When using HPE Catalyst, consider the following recommendations:
If the Catalyst Store is configured as High Bandwidth on the appliance, Low Bandwidth mode can be forced using the specific option "Gateway server and StoreOnce are connected over WAN" in the repository properties.
If the Catalyst Store is configured as Low Bandwidth, additional payload verification is introduced. Over high latency connections, disabling the verification may improve performance. However, the defaults should be left for local connections.
Catalyst low bandwith, backup copy jobs and Remote Office/Branch Office configuration
Same considerations as per DataDomain should be taken into account.
HPE StoreOnce has a limit on the number of concurrently opened files, this limit is important when restoring VM's. The maximum length of a backup chain (Full backup file plus all incremental backup files) depends on which HPE StoreOnce model is used. Lookup your HPE StoreOnce model in: Limitations for HPE StoreOnce to find the maximum limit.
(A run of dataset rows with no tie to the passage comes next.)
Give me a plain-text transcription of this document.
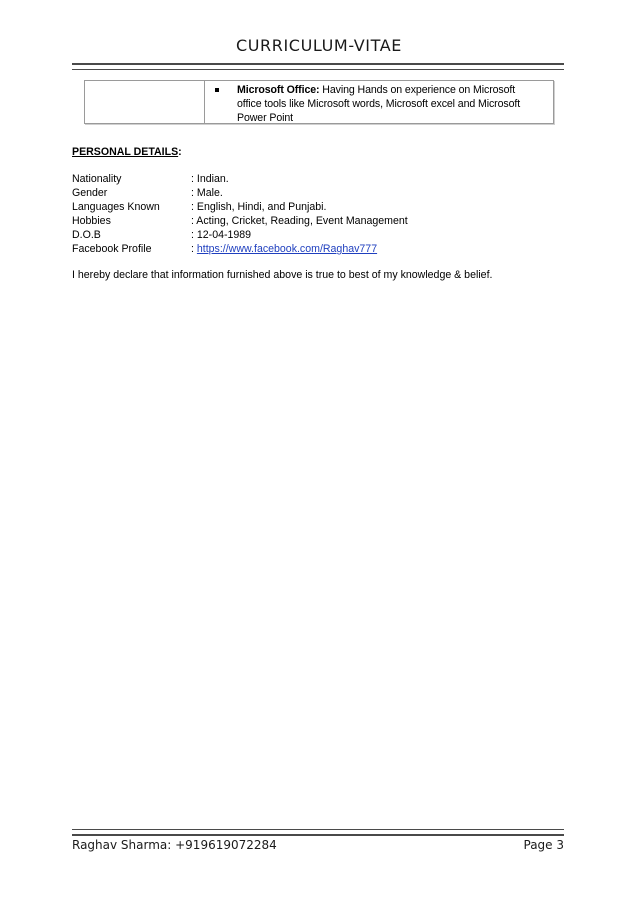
CURRICULUM-VITAE
Microsoft Office: Having Hands on experience on Microsoft office tools like Microsoft words, Microsoft excel and Microsoft Power Point
PERSONAL DETAILS:
Nationality	: Indian.
Gender	: Male.
Languages Known	: English, Hindi, and Punjabi.
Hobbies	: Acting, Cricket, Reading, Event Management
D.O.B	: 12-04-1989
Facebook Profile	: https://www.facebook.com/Raghav777
I hereby declare that information furnished above is true to best of my knowledge & belief.
Raghav Sharma: +919619072284	Page 3
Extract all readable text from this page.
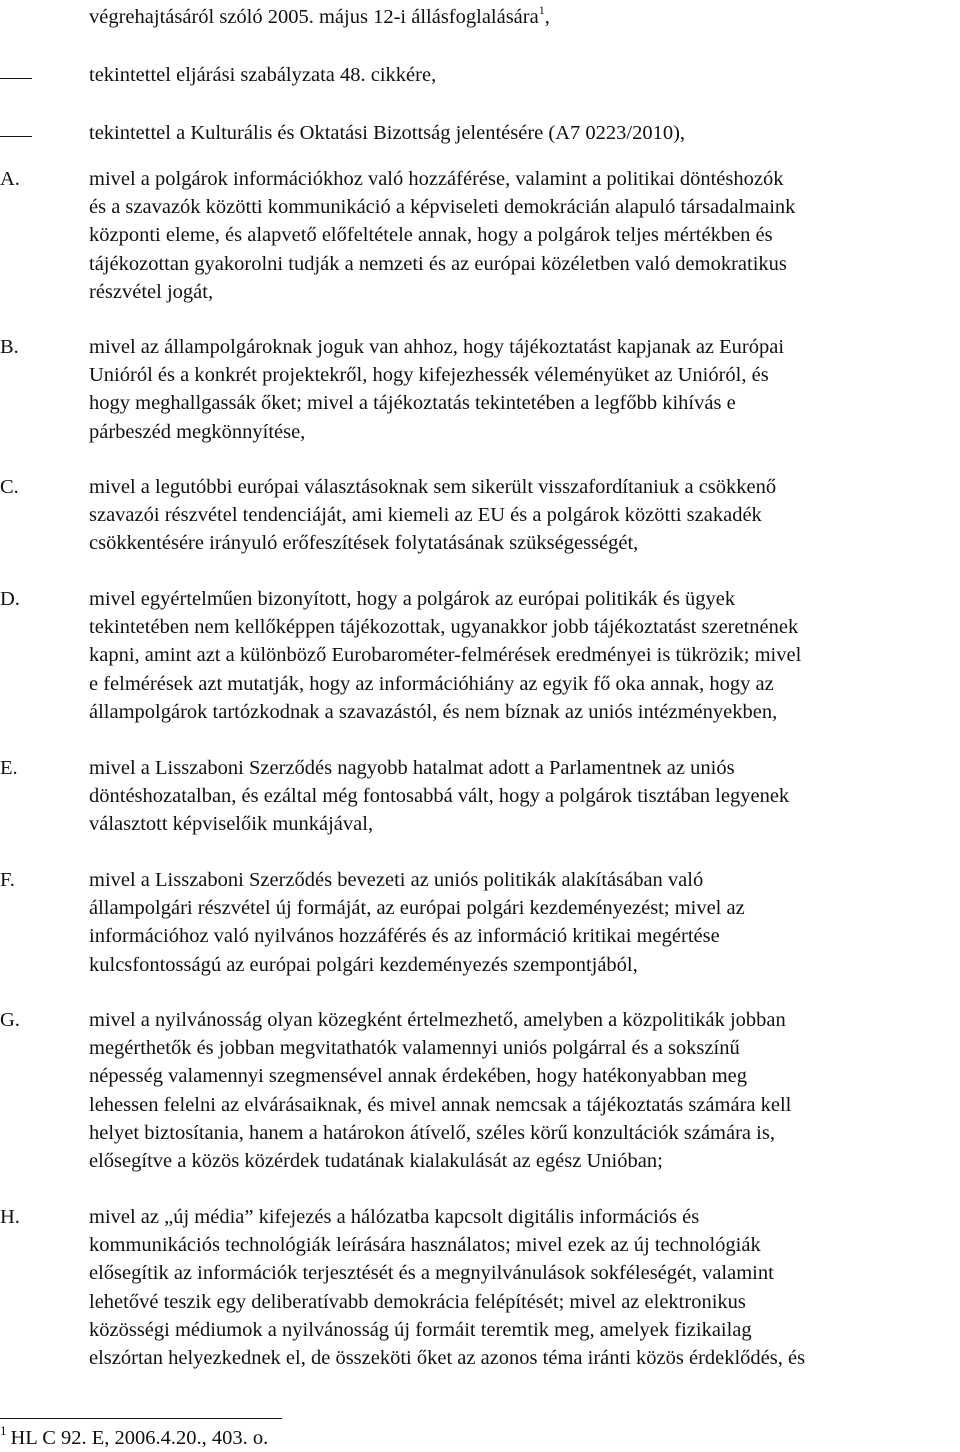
végrehajtásáról szóló 2005. május 12-i állásfoglalására$^1$,
tekintettel eljárási szabályzata 48. cikkére,
tekintettel a Kulturális és Oktatási Bizottság jelentésére (A7 0223/2010),
A.	mivel a polgárok információkhoz való hozzáférése, valamint a politikai döntéshozók
és a szavazók közötti kommunikáció a képviseleti demokrácián alapuló társadalmaink
központi eleme, és alapvető előfeltétele annak, hogy a polgárok teljes mértékben és
tájékozottan gyakorolni tudják a nemzeti és az európai közéletben való demokratikus
részvétel jogát,
B.	mivel az állampolgároknak joguk van ahhoz, hogy tájékoztatást kapjanak az Európai
Unióról és a konkrét projektekről, hogy kifejezhessék véleményüket az Unióról, és
hogy meghallgassák őket; mivel a tájékoztatás tekintetében a legfőbb kihívás e
párbeszéd megkönnyítése,
C.	mivel a legutóbbi európai választásoknak sem sikerült visszafordítaniuk a csökkenő
szavazói részvétel tendenciáját, ami kiemeli az EU és a polgárok közötti szakadék
csökkentésére irányuló erőfeszítések folytatásának szükségességét,
D.	mivel egyértelműen bizonyított, hogy a polgárok az európai politikák és ügyek
tekintetében nem kellőképpen tájékozottak, ugyanakkor jobb tájékoztatást szeretnének
kapni, amint azt a különböző Eurobarométer-felmérések eredményei is tükrözik; mivel
e felmérések azt mutatják, hogy az információhiány az egyik fő oka annak, hogy az
állampolgárok tartózkodnak a szavazástól, és nem bíznak az uniós intézményekben,
E.	mivel a Lisszaboni Szerződés nagyobb hatalmat adott a Parlamentnek az uniós
döntéshozatalban, és ezáltal még fontosabbá vált, hogy a polgárok tisztában legyenek
választott képviselőik munkájával,
F.	mivel a Lisszaboni Szerződés bevezeti az uniós politikák alakításában való
állampolgári részvétel új formáját, az európai polgári kezdeményezést; mivel az
információhoz való nyilvános hozzáférés és az információ kritikai megértése
kulcsfontosságú az európai polgári kezdeményezés szempontjából,
G.	mivel a nyilvánosság olyan közegként értelmezhető, amelyben a közpolitikák jobban
megérthetők és jobban megvitathatók valamennyi uniós polgárral és a sokszínű
népesség valamennyi szegmensével annak érdekében, hogy hatékonyabban meg
lehessen felelni az elvárásaiknak, és mivel annak nemcsak a tájékoztatás számára kell
helyet biztosítania, hanem a határokon átívelő, széles körű konzultációk számára is,
elősegítve a közös közérdek tudatának kialakulását az egész Unióban;
H.	mivel az „új média” kifejezés a hálózatba kapcsolt digitális információs és
kommunikációs technológiák leírására használatos; mivel ezek az új technológiák
elősegítik az információk terjesztését és a megnyilvánulások sokféleségét, valamint
lehetővé teszik egy deliberatívabb demokrácia felépítését; mivel az elektronikus
közösségi médiumok a nyilvánosság új formáit teremtik meg, amelyek fizikailag
elszórtan helyezkednek el, de összeköti őket az azonos téma iránti közös érdeklődés, és
$^1$ HL C 92. E, 2006.4.20., 403. o.
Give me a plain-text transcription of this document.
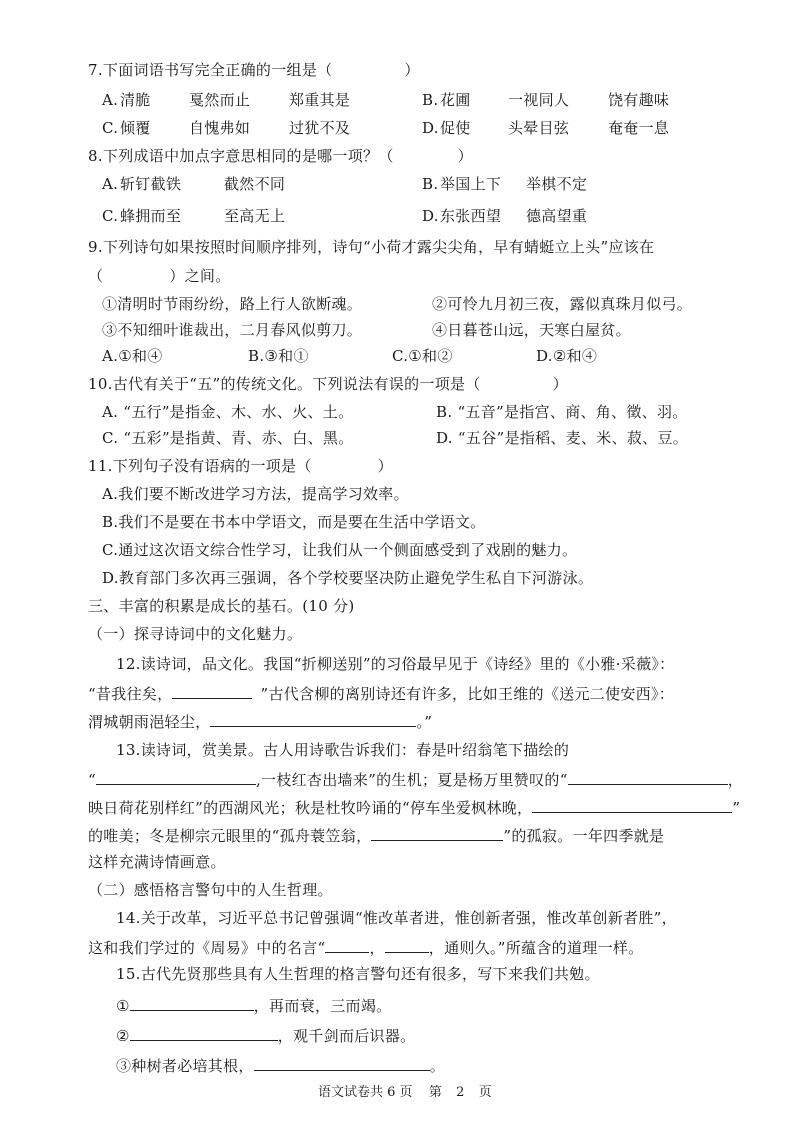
7.下面词语书写完全正确的一组是（	）
A. 清脆	戛然而止	郑重其是	B. 花圃 一视同人	饶有趣味
C. 倾覆	自愧弗如	过犹不及	D. 促使 头晕目弦	奄奄一息
8.下列成语中加点字意思相同的是哪一项？（	）
A. 斩钉截铁	截然不同	B. 举国上下 举棋不定
C. 蜂拥而至	至高无上	D. 东张西望 德高望重
9.下列诗句如果按照时间顺序排列，诗句“小荷才露尖尖角，早有蜻蜓立上头”应该在
（	）之间。
①清明时节雨纷纷，路上行人欲断魂。	②可怜九月初三夜，露似真珠月似弓。
③不知细叶谁裁出，二月春风似剪刀。	④日暮苍山远，天寒白屋贫。
A.①和④	B.③和①	C.①和②	D.②和④
10.古代有关于“五”的传统文化。下列说法有误的一项是（	）
A. “五行”是指金、木、水、火、土。	B. “五音”是指宫、商、角、徵、羽。
C. “五彩”是指黄、青、赤、白、黑。	D. “五谷”是指稻、麦、米、菽、豆。
11.下列句子没有语病的一项是（	）
A.我们要不断改进学习方法，提高学习效率。
B.我们不是要在书本中学语文，而是要在生活中学语文。
C.通过这次语文综合性学习，让我们从一个侧面感受到了戏剧的魅力。
D.教育部门多次再三强调，各个学校要坚决防止避免学生私自下河游泳。
三、丰富的积累是成长的基石。(10 分)
（一）探寻诗词中的文化魅力。
12.读诗词，品文化。我国“折柳送别”的习俗最早见于《诗经》里的《小雅·采薇》：
“昔我往矣，	”古代含柳的离别诗还有许多，比如王维的《送元二使安西》：
渭城朝雨浥轻尘，	。”
13.读诗词，赏美景。古人用诗歌告诉我们：春是叶绍翁笔下描绘的
“	,一枝红杏出墙来”的生机；夏是杨万里赞叹的“	，
映日荷花别样红”的西湖风光；秋是杜牧吟诵的“停车坐爱枫林晚，	”
的唯美；冬是柳宗元眼里的“孤舟蓑笠翁，	”的孤寂。一年四季就是
这样充满诗情画意。
（二）感悟格言警句中的人生哲理。
14.关于改革，习近平总书记曾强调“惟改革者进，惟创新者强，惟改革创新者胜”，
这和我们学过的《周易》中的名言“	，	，通则久。”所蕴含的道理一样。
15.古代先贤那些具有人生哲理的格言警句还有很多，写下来我们共勉。
①	，再而衰，三而竭。
②	，观千剑而后识器。
③种树者必培其根，	。
语文试卷共 6 页 第 2 页
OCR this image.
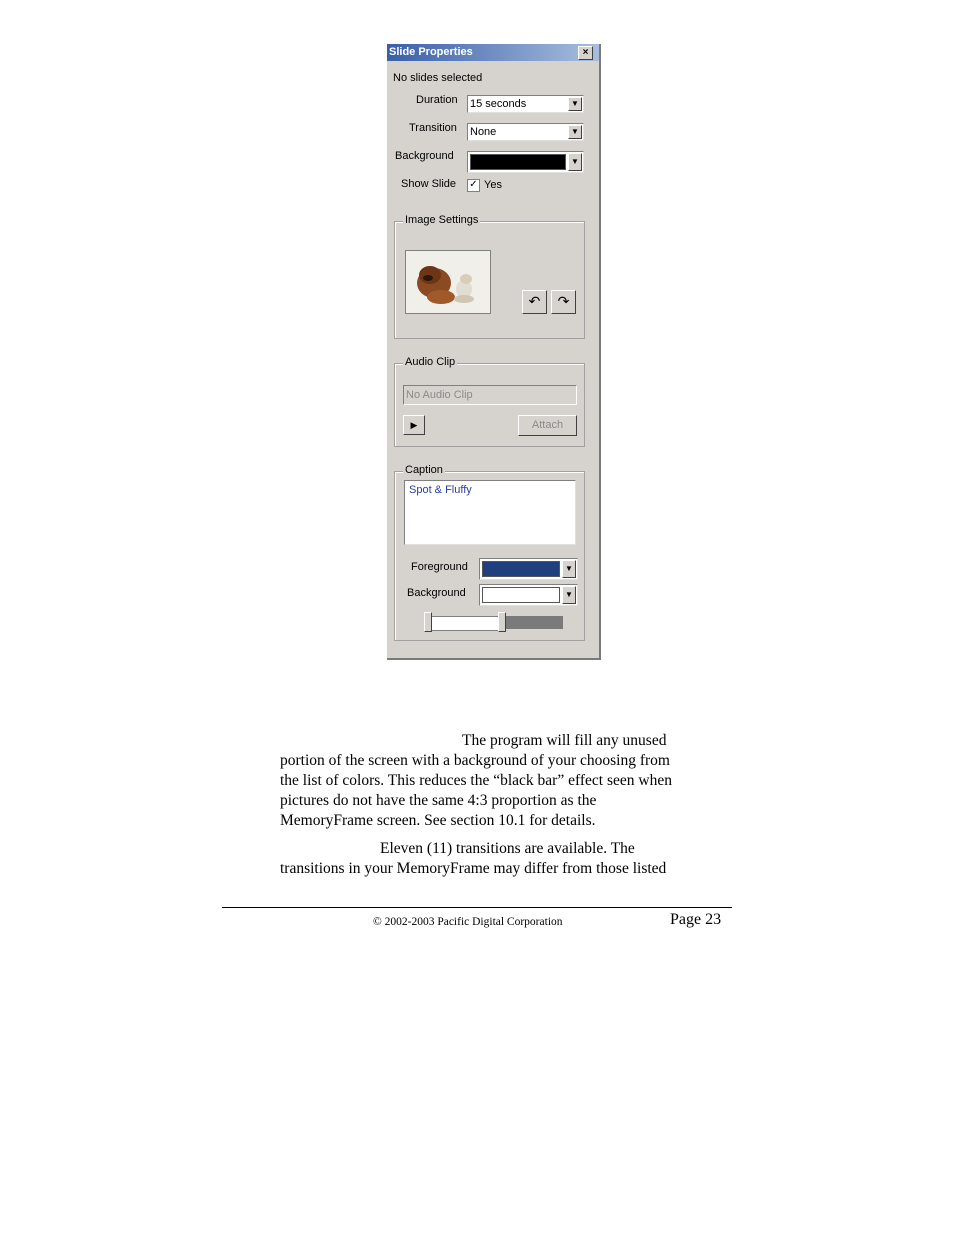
Slide Properties	×
No slides selected
Duration 15 seconds	▼
Transition None	▼
Background	▼
Show Slide ✓ Yes
Image Settings
↶	↷
Audio Clip
No Audio Clip
▶	Attach
Caption
Spot & Fluffy
Foreground	▼
Background	▼
The program will fill any unused
portion of the screen with a background of your choosing from
the list of colors. This reduces the “black bar” effect seen when
pictures do not have the same 4:3 proportion as the
MemoryFrame screen. See section 10.1 for details.
Eleven (11) transitions are available. The
transitions in your MemoryFrame may differ from those listed
© 2002-2003 Pacific Digital Corporation	Page 23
A backup copy job is by definition a forever forward incremental job.
If it is required to keep more restore points than allowed by the chain length limitation, then the GFS retention on a weekly basis must be enabled alongside with the "Read the entire restore point from source backup..." option selected.
This will disable the Catalyst synthetic full feature on the backup copy job and force an active full backup copy process (eg. full read of the primary backup chain on the GFS schedule basis). The backup copy job will then be processed as an Active full and Incremental job.